Jean-Jacques Bruand, homme politique et homme d’affaires bisontin, marqua la vie bisontine des années 1820, non pour l’importante collection qu’il légua à la Municipalité de Besançon, mais pour ce qui fut qualifié d’ « affaire Bruand », soit la mort de son fils en 1826, dont il fut accusé plus ou moins directement et son suicide qui suivit. Avant sa mort, Jean-Jacques Bruand avait émis le souhait de céder ses collections à la Ville, non seulement ses monnaies mais aussi ses ouvrages, ses manuscrits et ses antiquités (le total étant estimé à 15 000 francs) en échange d’une bourse annuelle. Cette bourse était destinée à aider un jeune homme méritant né dans le Doubs à préparer le concours du prix de Rome. ​


Jean-Jacques Bruand demanda également à être nommé adjoint au bibliothécaire de la ville (Charles Weiss), sans traitement mais en bénéficiant d’un logement dans les combles de la Bibliothèque. La Municipalité refusa le don sous cette forme, mais fit malgré tout l’acquisition de l’ensemble de la collection à la mort de Bruand, pour une somme de 8000 francs, refusant de voir quitter la ville un ensemble d’une telle importance.

Plus de 4500 monnaies antiques, soit l’apport le plus important de l’histoire du médaillier de la Bibliothèque, vinrent s’ajouter au fonds déjà présent. A l’instar des collections de ses prédécesseurs, les monnaies romaines impériales en bronze dominent l’ensemble, mais Jean-Jacques Bruand est le seul à avoir réalisé un catalogue autographe de sa collection de monnaies antiques, assez précis pour nous permettre d’identifier quelles monnaies lui appartenaient.

 


La collection Joseph Bruand

Denier d’Auguste, frappé à l’atelier de Lyon.

Joseph Bruand semble avoir été quelque peu éclipsé par son homonyne Jean-Jacques Bruand, et il en est de même pour sa collection numismatique, réduite si nous la comparons aux apports précédents.
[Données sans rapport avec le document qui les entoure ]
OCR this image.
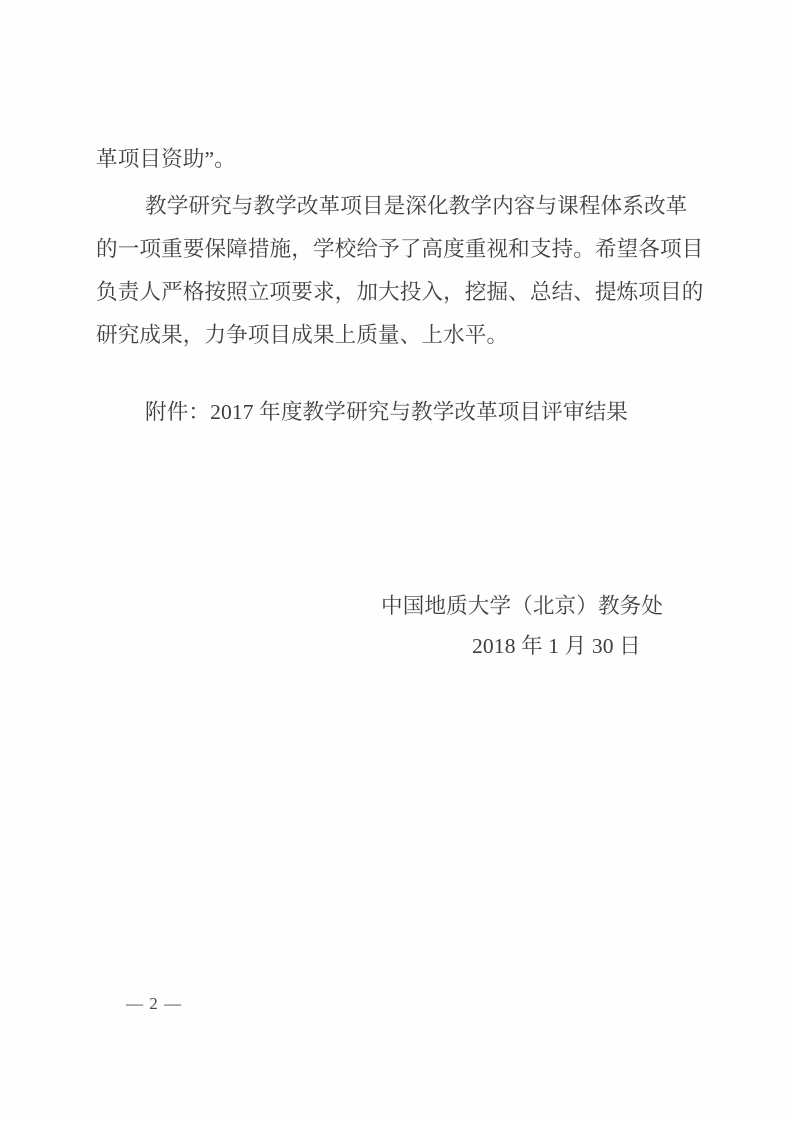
革项目资助”。
教学研究与教学改革项目是深化教学内容与课程体系改革
的一项重要保障措施，学校给予了高度重视和支持。希望各项目
负责人严格按照立项要求，加大投入，挖掘、总结、提炼项目的
研究成果，力争项目成果上质量、上水平。
附件：2017 年度教学研究与教学改革项目评审结果
中国地质大学（北京）教务处
2018 年 1 月 30 日
— 2 —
Si nous avons des difficultés à retrouver la trace de son testament, nous savons qu’à sa mort en 1820, sa veuve, sans ressources, chercha à revendre la collection de son défunt mari composée de 233 monnaies romaines en bronze et de 63 monnaies en argent, romaines également, auxquelles s’ajoutent plusieurs dizaines de monnaies diverses (modernes mais aussi gauloises). ​


Au revers, les deux petit-fils d’Auguste, Gaius et Lucius.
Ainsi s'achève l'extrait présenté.